In a "community conversation" set for September 11, Boyd plans on opening the floor to his constituents to air their feelings about the potential lighting of Towe's three softball fields–- a move that would defy all previous understandings that Towe is a daytime park.
The quest to light Towe began with the City's May 19 decision to approve a master plan for McIntire Park–- a controversial concept that includes giving public land and money to the YMCA and destroying McIntire's two heavily-utilized softball fields in favor of a single artificially-turfed multi-purpose field.
In justifying the decision to oust Charlottesville's adult softball community from its longtime home at McIntire, Director of Parks and Recreation Mike Svetz proposed turning to Towe–- a regional park co-owned by the city and the county– as a replacement, asking both governments to consider lighting Towe's softball fields in order to maintain the same level of play.
In looking to light Towe, Svetz and the city began what has been a months-long struggle to decide the fate of both Towe and Charlottesville softball. Towe neighbor Clara Belle Wheeler claims that "the city and county gave an assurance to never have lights at Darden Towe Park."
Which is where Boyd's community conversation comes in. In a public meeting held August 13, the Board of Supervisors voiced support for lighting Towe's tennis courts, but the Board held off on approving the lighting resolution until its next meeting, set for tomorrow night. However, based on public feedback Boyd received after the August 13 decision, that resolution could remain unsigned.
"I'm really not sure how I'm going to go on the tennis lights," Boyd says. "There's not a lot of tennis use at Towe; there's not high activity there."
Whatever the outcome of the tennis lighting, lighting the softball fields is a completely separate ball game– which is why Boyd is pushing to hear more from the community.
"I want to discuss it with the people, rather than listen to a three-minute speech," Boyd says. "I just don't have a feel for it, so I'm hoping to get a good example from the conversation."

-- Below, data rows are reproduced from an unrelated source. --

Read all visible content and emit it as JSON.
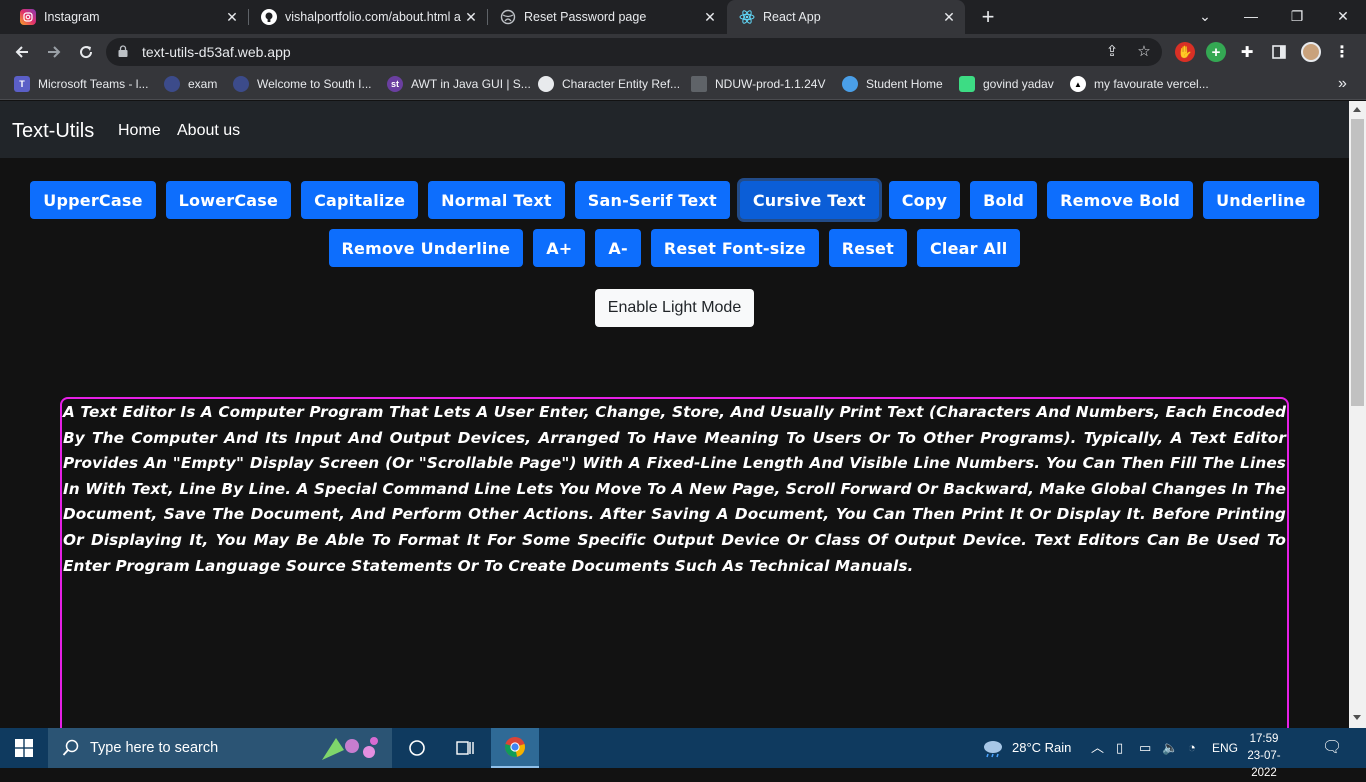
{
  "browser": {
    "tabs": [
      {
        "title": "Instagram",
        "icon": "instagram-icon"
      },
      {
        "title": "vishalportfolio.com/about.html a",
        "icon": "github-icon"
      },
      {
        "title": "Reset Password page",
        "icon": "globe-icon"
      },
      {
        "title": "React App",
        "icon": "react-icon",
        "active": true
      }
    ],
    "url": "text-utils-d53af.web.app",
    "bookmarks": [
      {
        "label": "Microsoft Teams - l...",
        "icon": "teams-icon"
      },
      {
        "label": "exam",
        "icon": "globe-icon"
      },
      {
        "label": "Welcome to South I...",
        "icon": "globe-icon"
      },
      {
        "label": "AWT in Java GUI | S...",
        "icon": "st-icon",
        "badge": "st"
      },
      {
        "label": "Character Entity Ref...",
        "icon": "globe-icon"
      },
      {
        "label": "NDUW-prod-1.1.24V",
        "icon": "doc-icon"
      },
      {
        "label": "Student Home",
        "icon": "shield-icon"
      },
      {
        "label": "govind yadav",
        "icon": "android-icon"
      },
      {
        "label": "my favourate vercel...",
        "icon": "vercel-icon"
      }
    ],
    "more_bookmarks": "»"
  },
  "app": {
    "brand": "Text-Utils",
    "nav": {
      "home": "Home",
      "about": "About us"
    },
    "buttons_row1": [
      "UpperCase",
      "LowerCase",
      "Capitalize",
      "Normal Text",
      "San-Serif Text",
      "Cursive Text",
      "Copy",
      "Bold",
      "Remove Bold",
      "Underline"
    ],
    "buttons_row2": [
      "Remove Underline",
      "A+",
      "A-",
      "Reset Font-size",
      "Reset",
      "Clear All"
    ],
    "focused_button": "Cursive Text",
    "light_mode_label": "Enable Light Mode",
    "editor_text": "A Text Editor Is A Computer Program That Lets A User Enter, Change, Store, And Usually Print Text (Characters And Numbers, Each Encoded By The Computer And Its Input And Output Devices, Arranged To Have Meaning To Users Or To Other Programs). Typically, A Text Editor Provides An \"Empty\" Display Screen (Or \"Scrollable Page\") With A Fixed-Line Length And Visible Line Numbers. You Can Then Fill The Lines In With Text, Line By Line. A Special Command Line Lets You Move To A New Page, Scroll Forward Or Backward, Make Global Changes In The Document, Save The Document, And Perform Other Actions. After Saving A Document, You Can Then Print It Or Display It. Before Printing Or Displaying It, You May Be Able To Format It For Some Specific Output Device Or Class Of Output Device. Text Editors Can Be Used To Enter Program Language Source Statements Or To Create Documents Such As Technical Manuals."
  },
  "taskbar": {
    "search_placeholder": "Type here to search",
    "weather": "28°C  Rain",
    "language": "ENG",
    "time": "17:59",
    "date": "23-07-2022"
  },
  "colors": {
    "primary_button": "#0d6efd",
    "editor_border": "#e620e6",
    "navbar": "#212529",
    "page_bg": "#121212"
  }
}
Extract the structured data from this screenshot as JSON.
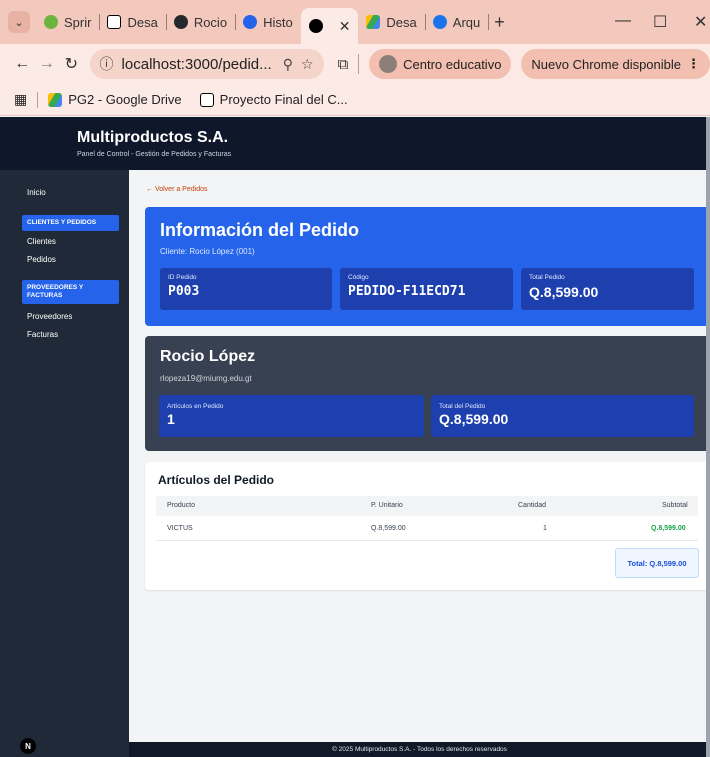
{
  "browser": {
    "tabs": [
      {
        "label": "Sprir",
        "color": "#6db33f"
      },
      {
        "label": "Desa",
        "color": "#000000"
      },
      {
        "label": "Rocio",
        "color": "#24292e"
      },
      {
        "label": "Histo",
        "color": "#2563eb"
      },
      {
        "label": "",
        "color": "#000000"
      },
      {
        "label": "Desa",
        "color": "#34a853"
      },
      {
        "label": "Arqu",
        "color": "#1a73e8"
      }
    ],
    "url": "localhost:3000/pedid...",
    "profile_label": "Centro educativo",
    "update_label": "Nuevo Chrome disponible",
    "bookmarks": [
      {
        "label": "PG2 - Google Drive"
      },
      {
        "label": "Proyecto Final del C..."
      }
    ]
  },
  "app": {
    "title": "Multiproductos S.A.",
    "subtitle": "Panel de Control - Gestión de Pedidos y Facturas",
    "badge": "N"
  },
  "sidebar": {
    "inicio": "Inicio",
    "group1": "CLIENTES Y PEDIDOS",
    "clientes": "Clientes",
    "pedidos": "Pedidos",
    "group2": "PROVEEDORES Y FACTURAS",
    "proveedores": "Proveedores",
    "facturas": "Facturas"
  },
  "order": {
    "back_link": "← Volver a Pedidos",
    "title": "Información del Pedido",
    "client_line": "Cliente: Rocio López (001)",
    "id_label": "ID Pedido",
    "id_value": "P003",
    "code_label": "Código",
    "code_value": "PEDIDO-F11ECD71",
    "total_label": "Total Pedido",
    "total_value": "Q.8,599.00"
  },
  "customer": {
    "name": "Rocio López",
    "email": "rlopeza19@miumg.edu.gt",
    "items_label": "Artículos en Pedido",
    "items_value": "1",
    "total_label": "Total del Pedido",
    "total_value": "Q.8,599.00"
  },
  "items": {
    "title": "Artículos del Pedido",
    "headers": {
      "producto": "Producto",
      "unitario": "P. Unitario",
      "cantidad": "Cantidad",
      "subtotal": "Subtotal"
    },
    "rows": [
      {
        "producto": "VICTUS",
        "unitario": "Q.8,599.00",
        "cantidad": "1",
        "subtotal": "Q.8,599.00"
      }
    ],
    "total": "Total: Q.8,599.00"
  },
  "footer": "© 2025 Multiproductos S.A. - Todos los derechos reservados"
}
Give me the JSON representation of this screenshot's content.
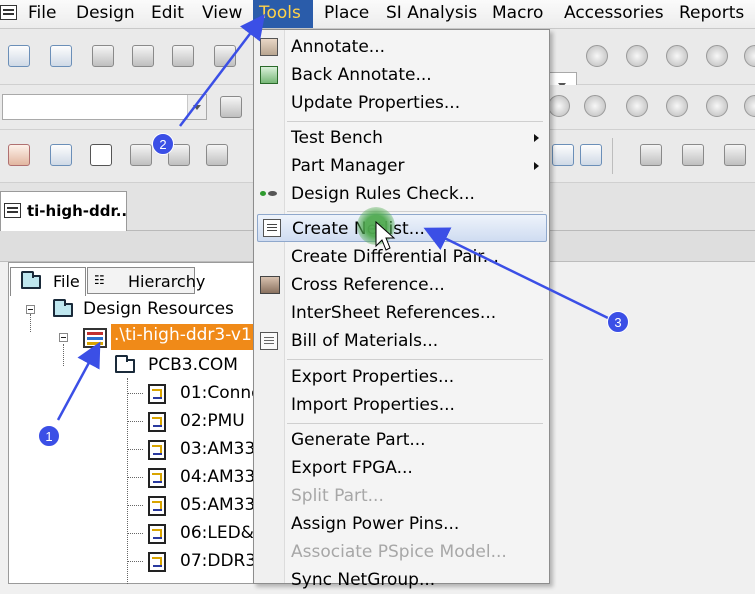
{
  "menubar": {
    "items": [
      {
        "label": "File"
      },
      {
        "label": "Design"
      },
      {
        "label": "Edit"
      },
      {
        "label": "View"
      },
      {
        "label": "Tools"
      },
      {
        "label": "Place"
      },
      {
        "label": "SI Analysis"
      },
      {
        "label": "Macro"
      },
      {
        "label": "Accessories"
      },
      {
        "label": "Reports"
      }
    ],
    "active": "Tools"
  },
  "document_tab": {
    "label": "ti-high-ddr..."
  },
  "project_pane": {
    "tabs": [
      {
        "label": "File"
      },
      {
        "label": "Hierarchy"
      }
    ],
    "tree": {
      "root": "Design Resources",
      "design": ".\\ti-high-ddr3-v1",
      "folder": "PCB3.COM",
      "pages": [
        "01:Conne",
        "02:PMU",
        "03:AM33",
        "04:AM33",
        "05:AM33",
        "06:LED&",
        "07:DDR3"
      ]
    }
  },
  "tools_menu": {
    "items": [
      {
        "label": "Annotate...",
        "icon": "annotate-icon"
      },
      {
        "label": "Back Annotate...",
        "icon": "back-annotate-icon"
      },
      {
        "label": "Update Properties..."
      },
      {
        "label": "Test Bench",
        "submenu": true
      },
      {
        "label": "Part Manager",
        "submenu": true
      },
      {
        "label": "Design Rules Check...",
        "icon": "drc-icon"
      },
      {
        "label": "Create Netlist...",
        "icon": "netlist-icon",
        "highlighted": true
      },
      {
        "label": "Create Differential Pair..."
      },
      {
        "label": "Cross Reference...",
        "icon": "cross-reference-icon"
      },
      {
        "label": "InterSheet References..."
      },
      {
        "label": "Bill of Materials...",
        "icon": "bom-icon"
      },
      {
        "label": "Export Properties..."
      },
      {
        "label": "Import Properties..."
      },
      {
        "label": "Generate Part..."
      },
      {
        "label": "Export FPGA..."
      },
      {
        "label": "Split Part...",
        "disabled": true
      },
      {
        "label": "Assign Power Pins..."
      },
      {
        "label": "Associate PSpice Model...",
        "disabled": true
      },
      {
        "label": "Sync NetGroup..."
      }
    ]
  },
  "annotations": {
    "badges": [
      "1",
      "2",
      "3"
    ],
    "arrow_color": "#3b4fe6"
  },
  "colors": {
    "menu_active_bg": "#2a5caa",
    "menu_active_fg": "#ffd24a",
    "selection": "#f08a18",
    "highlight_border": "#8fa8cc"
  }
}
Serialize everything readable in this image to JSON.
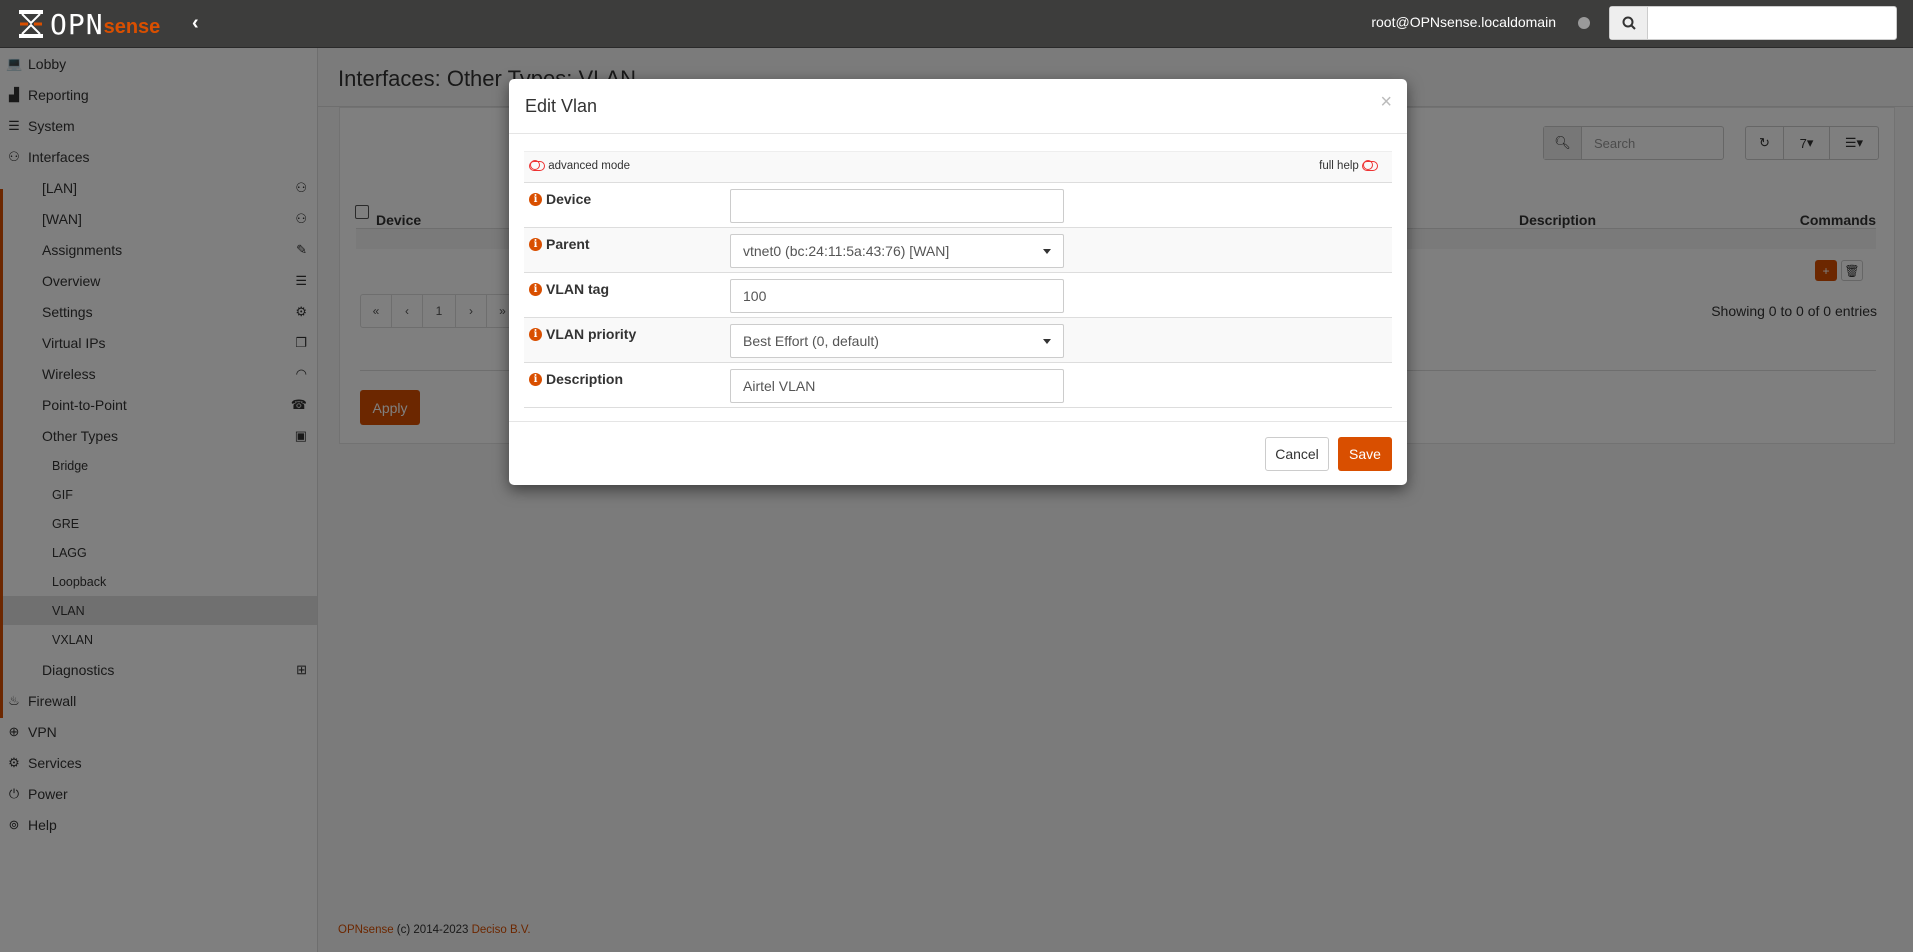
{
  "topbar": {
    "logo_text": "OPNsense",
    "user": "root@OPNsense.localdomain",
    "search_value": ""
  },
  "sidebar": {
    "items": [
      {
        "label": "Lobby",
        "icon": "laptop-icon",
        "glyph": "💻",
        "level": "top"
      },
      {
        "label": "Reporting",
        "icon": "area-chart-icon",
        "glyph": "▟",
        "level": "top"
      },
      {
        "label": "System",
        "icon": "server-icon",
        "glyph": "☰",
        "level": "top"
      },
      {
        "label": "Interfaces",
        "icon": "sitemap-icon",
        "glyph": "⚇",
        "level": "top"
      },
      {
        "label": "[LAN]",
        "icon": "sitemap-icon",
        "glyph": "⚇",
        "level": "sub"
      },
      {
        "label": "[WAN]",
        "icon": "sitemap-icon",
        "glyph": "⚇",
        "level": "sub"
      },
      {
        "label": "Assignments",
        "icon": "pencil-icon",
        "glyph": "✎",
        "level": "sub"
      },
      {
        "label": "Overview",
        "icon": "tasks-icon",
        "glyph": "☰",
        "level": "sub"
      },
      {
        "label": "Settings",
        "icon": "cogs-icon",
        "glyph": "⚙",
        "level": "sub"
      },
      {
        "label": "Virtual IPs",
        "icon": "clone-icon",
        "glyph": "❐",
        "level": "sub"
      },
      {
        "label": "Wireless",
        "icon": "wifi-icon",
        "glyph": "◠",
        "level": "sub"
      },
      {
        "label": "Point-to-Point",
        "icon": "phone-icon",
        "glyph": "☎",
        "level": "sub"
      },
      {
        "label": "Other Types",
        "icon": "archive-icon",
        "glyph": "▣",
        "level": "sub"
      },
      {
        "label": "Bridge",
        "level": "subsub"
      },
      {
        "label": "GIF",
        "level": "subsub"
      },
      {
        "label": "GRE",
        "level": "subsub"
      },
      {
        "label": "LAGG",
        "level": "subsub"
      },
      {
        "label": "Loopback",
        "level": "subsub"
      },
      {
        "label": "VLAN",
        "level": "subsub",
        "active": true
      },
      {
        "label": "VXLAN",
        "level": "subsub"
      },
      {
        "label": "Diagnostics",
        "icon": "medkit-icon",
        "glyph": "⊞",
        "level": "sub"
      },
      {
        "label": "Firewall",
        "icon": "fire-icon",
        "glyph": "♨",
        "level": "top"
      },
      {
        "label": "VPN",
        "icon": "globe-icon",
        "glyph": "⊕",
        "level": "top"
      },
      {
        "label": "Services",
        "icon": "cog-icon",
        "glyph": "⚙",
        "level": "top"
      },
      {
        "label": "Power",
        "icon": "plug-icon",
        "glyph": "⏻",
        "level": "top"
      },
      {
        "label": "Help",
        "icon": "life-ring-icon",
        "glyph": "⊚",
        "level": "top"
      }
    ]
  },
  "main": {
    "title": "Interfaces: Other Types: VLAN",
    "search_placeholder": "Search",
    "page_size": "7",
    "columns": {
      "device": "Device",
      "description": "Description",
      "commands": "Commands"
    },
    "pager": [
      "«",
      "‹",
      "1",
      "›",
      "»"
    ],
    "showing": "Showing 0 to 0 of 0 entries",
    "apply": "Apply"
  },
  "footer": {
    "brand": "OPNsense",
    "copy": " (c) 2014-2023 ",
    "company": "Deciso B.V."
  },
  "modal": {
    "title": "Edit Vlan",
    "close": "×",
    "advanced_mode": "advanced mode",
    "full_help": "full help",
    "fields": [
      {
        "label": "Device",
        "value": "",
        "type": "text"
      },
      {
        "label": "Parent",
        "value": "vtnet0 (bc:24:11:5a:43:76) [WAN]",
        "type": "select"
      },
      {
        "label": "VLAN tag",
        "value": "100",
        "type": "text"
      },
      {
        "label": "VLAN priority",
        "value": "Best Effort (0, default)",
        "type": "select"
      },
      {
        "label": "Description",
        "value": "Airtel VLAN",
        "type": "text"
      }
    ],
    "cancel": "Cancel",
    "save": "Save"
  },
  "colors": {
    "accent": "#d94f00",
    "topbar": "#3d3d3c"
  }
}
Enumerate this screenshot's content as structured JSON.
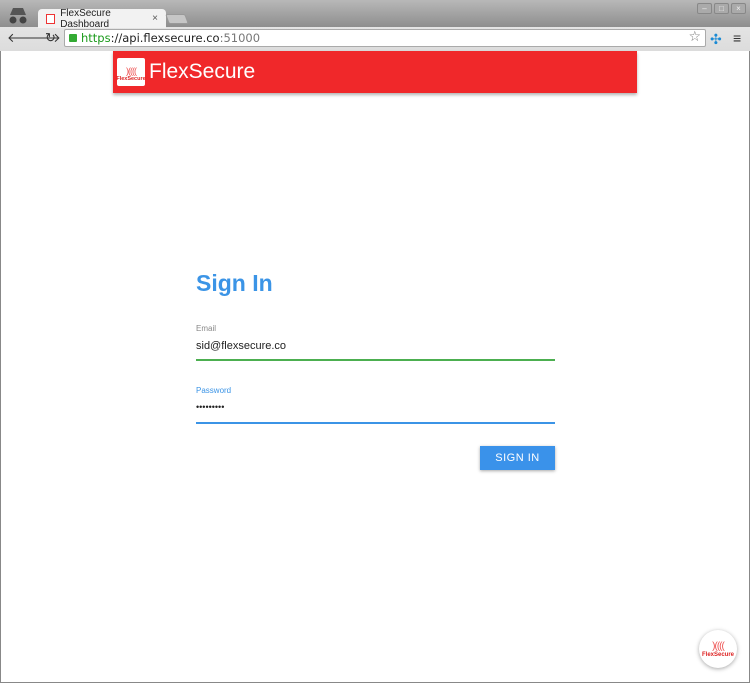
{
  "browser": {
    "tab_title": "FlexSecure Dashboard",
    "tab_close": "×",
    "url_scheme": "https",
    "url_sep": "://",
    "url_host": "api.flexsecure.co",
    "url_port": ":51000",
    "icons": [
      "incognito-icon",
      "back-icon",
      "forward-icon",
      "reload-icon",
      "lock-icon",
      "star-icon",
      "extension-icon",
      "menu-icon"
    ]
  },
  "header": {
    "brand": "FlexSecure",
    "logo_text": "FlexSecure"
  },
  "form": {
    "title": "Sign In",
    "email_label": "Email",
    "email_value": "sid@flexsecure.co",
    "password_label": "Password",
    "password_value": "•••••••••",
    "submit": "SIGN IN"
  },
  "fab": {
    "logo_text": "FlexSecure"
  },
  "colors": {
    "brand_red": "#f0282a",
    "accent_blue": "#3b94e6",
    "valid_green": "#4caf50"
  }
}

The one thing that puzzles Boyd and his constituents is the City's almost unilateral decision to push McIntire softball to Towe. While Towe is already used frequently by the city's softball league, the lack of lights prevents night games, a mainstay of the City's largest recreational league.
"One of the questions my constituents and I have is–- is there another alternative? Do we really have to get rid of McIntire Park?" asks Boyd. "Those are discussions that we haven't had with the City– it's something that bothers me."
Repeated calls to Charlottesville Mayor Dave Norris, who led City Council's unanimous decision to overhaul McIntire, sans softball, were not returned.
Both the City and County have set up public meetings, for October 20 and October 8 respectively, to hear the public's opinion on the lighting of Towe's fields. But for Boyd, a public meeting may not be enough. He says there are still conversations that the county must have with the public–- and with the City.